Is this possible?
cisco_trooper
Member Posts: 1,441 ■■■■□□□□□□
We recently had to terminate a network engineer who at one time stated he had hidden accounts in Active Directory using the ADSI? I'm just curious if this is actually possible, and if so, how can I find these accounts? What user attribute allows you to do this...etc.???
Comments
-
Slowhand
Mod Posts: 5,161 Mod
I'm sure someone like royal or sprkymrk can answer this question better than I can in terms of technical how-to, but there is a way to create "sort-of-hidden" accounts in ASDI using VBScript, (or PowerShell these days). The user won't show up in AD Users & Computers, but you can still see the account on an ACL if it's given access to a folder or file, and I believe that the user would be listed in any group it belongs to.
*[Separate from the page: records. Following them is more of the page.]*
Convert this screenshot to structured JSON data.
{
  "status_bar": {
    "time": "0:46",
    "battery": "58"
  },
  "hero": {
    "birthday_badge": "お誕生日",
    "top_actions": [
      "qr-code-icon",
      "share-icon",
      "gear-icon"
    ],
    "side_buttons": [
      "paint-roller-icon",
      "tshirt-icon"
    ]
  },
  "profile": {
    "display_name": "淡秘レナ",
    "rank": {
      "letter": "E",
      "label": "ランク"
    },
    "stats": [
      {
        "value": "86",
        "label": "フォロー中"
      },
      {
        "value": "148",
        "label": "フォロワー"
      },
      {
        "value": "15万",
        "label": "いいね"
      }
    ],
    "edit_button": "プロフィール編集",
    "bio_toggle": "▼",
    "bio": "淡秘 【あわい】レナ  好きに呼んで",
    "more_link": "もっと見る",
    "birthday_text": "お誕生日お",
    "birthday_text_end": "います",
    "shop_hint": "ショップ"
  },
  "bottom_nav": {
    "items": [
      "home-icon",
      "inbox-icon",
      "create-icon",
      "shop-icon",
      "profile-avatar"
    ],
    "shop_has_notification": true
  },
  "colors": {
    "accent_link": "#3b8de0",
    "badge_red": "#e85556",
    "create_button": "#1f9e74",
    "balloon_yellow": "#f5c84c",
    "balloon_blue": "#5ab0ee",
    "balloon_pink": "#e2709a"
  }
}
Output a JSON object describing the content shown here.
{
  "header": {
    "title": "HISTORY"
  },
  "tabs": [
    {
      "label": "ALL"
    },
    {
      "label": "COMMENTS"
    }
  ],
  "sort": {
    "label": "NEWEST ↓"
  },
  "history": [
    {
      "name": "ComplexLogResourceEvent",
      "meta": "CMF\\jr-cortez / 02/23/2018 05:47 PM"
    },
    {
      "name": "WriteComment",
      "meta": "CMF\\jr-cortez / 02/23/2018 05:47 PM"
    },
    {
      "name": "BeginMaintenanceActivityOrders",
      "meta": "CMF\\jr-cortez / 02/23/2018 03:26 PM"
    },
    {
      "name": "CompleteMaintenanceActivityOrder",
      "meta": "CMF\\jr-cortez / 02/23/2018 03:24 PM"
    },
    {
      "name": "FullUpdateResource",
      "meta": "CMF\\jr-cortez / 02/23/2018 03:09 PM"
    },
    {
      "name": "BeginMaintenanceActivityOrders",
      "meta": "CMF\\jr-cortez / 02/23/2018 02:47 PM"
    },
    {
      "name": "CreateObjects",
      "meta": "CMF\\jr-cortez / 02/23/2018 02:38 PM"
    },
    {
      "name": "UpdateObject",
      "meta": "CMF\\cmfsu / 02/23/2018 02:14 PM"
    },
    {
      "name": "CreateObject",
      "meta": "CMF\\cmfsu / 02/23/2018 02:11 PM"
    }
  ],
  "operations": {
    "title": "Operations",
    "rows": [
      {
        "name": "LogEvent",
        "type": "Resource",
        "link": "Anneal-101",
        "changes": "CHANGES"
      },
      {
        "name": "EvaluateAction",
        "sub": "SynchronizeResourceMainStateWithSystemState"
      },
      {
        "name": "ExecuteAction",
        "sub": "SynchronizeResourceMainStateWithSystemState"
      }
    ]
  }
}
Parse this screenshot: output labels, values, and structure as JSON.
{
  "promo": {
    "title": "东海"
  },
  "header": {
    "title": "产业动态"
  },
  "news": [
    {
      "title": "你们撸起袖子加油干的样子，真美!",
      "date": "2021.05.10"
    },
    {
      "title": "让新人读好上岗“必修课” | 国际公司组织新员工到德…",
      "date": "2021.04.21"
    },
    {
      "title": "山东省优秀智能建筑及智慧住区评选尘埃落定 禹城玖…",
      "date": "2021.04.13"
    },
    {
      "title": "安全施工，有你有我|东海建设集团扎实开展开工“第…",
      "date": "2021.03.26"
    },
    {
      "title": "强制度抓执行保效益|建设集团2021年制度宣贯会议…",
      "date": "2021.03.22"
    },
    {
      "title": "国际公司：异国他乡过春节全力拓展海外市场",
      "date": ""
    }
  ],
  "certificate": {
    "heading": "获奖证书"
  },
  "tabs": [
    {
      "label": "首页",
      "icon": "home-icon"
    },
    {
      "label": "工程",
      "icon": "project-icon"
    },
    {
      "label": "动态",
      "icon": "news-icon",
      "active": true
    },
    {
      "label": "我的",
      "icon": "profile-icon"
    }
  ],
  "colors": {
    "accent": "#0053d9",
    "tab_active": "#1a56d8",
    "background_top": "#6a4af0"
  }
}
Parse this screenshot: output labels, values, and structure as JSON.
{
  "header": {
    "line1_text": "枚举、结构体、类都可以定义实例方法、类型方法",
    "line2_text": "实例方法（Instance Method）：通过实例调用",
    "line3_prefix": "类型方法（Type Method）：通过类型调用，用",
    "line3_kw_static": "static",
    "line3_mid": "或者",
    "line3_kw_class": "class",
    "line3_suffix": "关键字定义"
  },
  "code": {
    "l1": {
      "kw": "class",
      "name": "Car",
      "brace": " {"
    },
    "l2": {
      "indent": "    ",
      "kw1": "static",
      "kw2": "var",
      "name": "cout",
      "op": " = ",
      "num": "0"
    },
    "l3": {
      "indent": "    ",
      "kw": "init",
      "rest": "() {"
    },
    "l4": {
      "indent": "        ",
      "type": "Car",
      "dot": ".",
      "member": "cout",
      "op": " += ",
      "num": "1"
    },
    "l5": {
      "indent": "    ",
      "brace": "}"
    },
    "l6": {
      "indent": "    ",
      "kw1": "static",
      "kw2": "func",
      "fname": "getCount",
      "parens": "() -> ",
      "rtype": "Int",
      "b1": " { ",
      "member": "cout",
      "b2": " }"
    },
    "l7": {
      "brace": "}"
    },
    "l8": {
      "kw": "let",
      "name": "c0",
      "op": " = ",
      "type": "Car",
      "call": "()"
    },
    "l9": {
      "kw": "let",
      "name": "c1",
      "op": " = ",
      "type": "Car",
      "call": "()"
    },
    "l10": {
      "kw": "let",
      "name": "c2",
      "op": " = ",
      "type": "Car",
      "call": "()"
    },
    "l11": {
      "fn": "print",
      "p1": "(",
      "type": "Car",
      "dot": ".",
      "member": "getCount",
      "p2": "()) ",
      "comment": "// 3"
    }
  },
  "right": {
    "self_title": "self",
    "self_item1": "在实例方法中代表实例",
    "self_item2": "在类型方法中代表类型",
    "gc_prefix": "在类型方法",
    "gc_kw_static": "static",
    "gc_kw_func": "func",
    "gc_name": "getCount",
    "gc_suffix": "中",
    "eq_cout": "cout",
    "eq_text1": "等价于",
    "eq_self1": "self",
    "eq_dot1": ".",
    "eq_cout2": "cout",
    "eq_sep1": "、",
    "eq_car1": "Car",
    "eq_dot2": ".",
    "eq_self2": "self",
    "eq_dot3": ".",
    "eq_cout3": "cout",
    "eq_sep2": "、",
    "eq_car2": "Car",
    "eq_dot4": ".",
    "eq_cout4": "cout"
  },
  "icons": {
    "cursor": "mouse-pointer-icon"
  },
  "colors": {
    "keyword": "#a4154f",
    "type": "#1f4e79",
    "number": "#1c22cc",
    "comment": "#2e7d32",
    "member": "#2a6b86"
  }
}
Free Microsoft Training: Microsoft Learn
Free PowerShell Resources: Top PowerShell Blogs
Free DevOps/Azure Resources: Visual Studio Dev Essentials
Let it never be said that I didn't do the very least I could do. -
dynamik
Banned Posts: 12,312 ■■■■■■■■■□
This might be a starting point:
http://www.mail-archive.com/activedir@mail.activedir.org/msg37337.html
http://www.microsoft.com/technet/serviceproviders/wbh4_5/CMSU_CM_Plan_PROC_Use_Manual_Steps_to_Set_Active_Directory_to_List_Object_Mode.mspx?mfr=true
You can use ADSI as a programming interface, but anyone can load ADSIEdit from the support tools and tinker around with things with a GUI. -
royal
Member Posts: 3,352 ■■■■□□□□□□
You can hide objects others just using regular security permissions within ADUC. Try looking through the security rights for deny in ADUC.“For success, attitude is equally as important as ability.” - Harry F. Banks -
Claymoore
Member Posts: 1,637
I assume that when they said hidden they didn't mean hidden from Exchange Address Book. That would just be lame.
I also doubt that a 'hidden' account was made a member of any of the standard powerful groups such as domain admins, account operators, etc. because it would be too easy to find. That would just be stupid.
If any of the 'hidden' accounts were given delegated authority over any OUs, then the DSREVOKE tool (available here) can scan and report users or groups that have delegated authority over an OU.
Hypothetically speaking, if I were going to go to all the trouble of using ADSIedit to hide an account, I would give that account some delegated authority because that is very hard to track. Then again, this admin may not really be that smart which is why they were fired in the first place.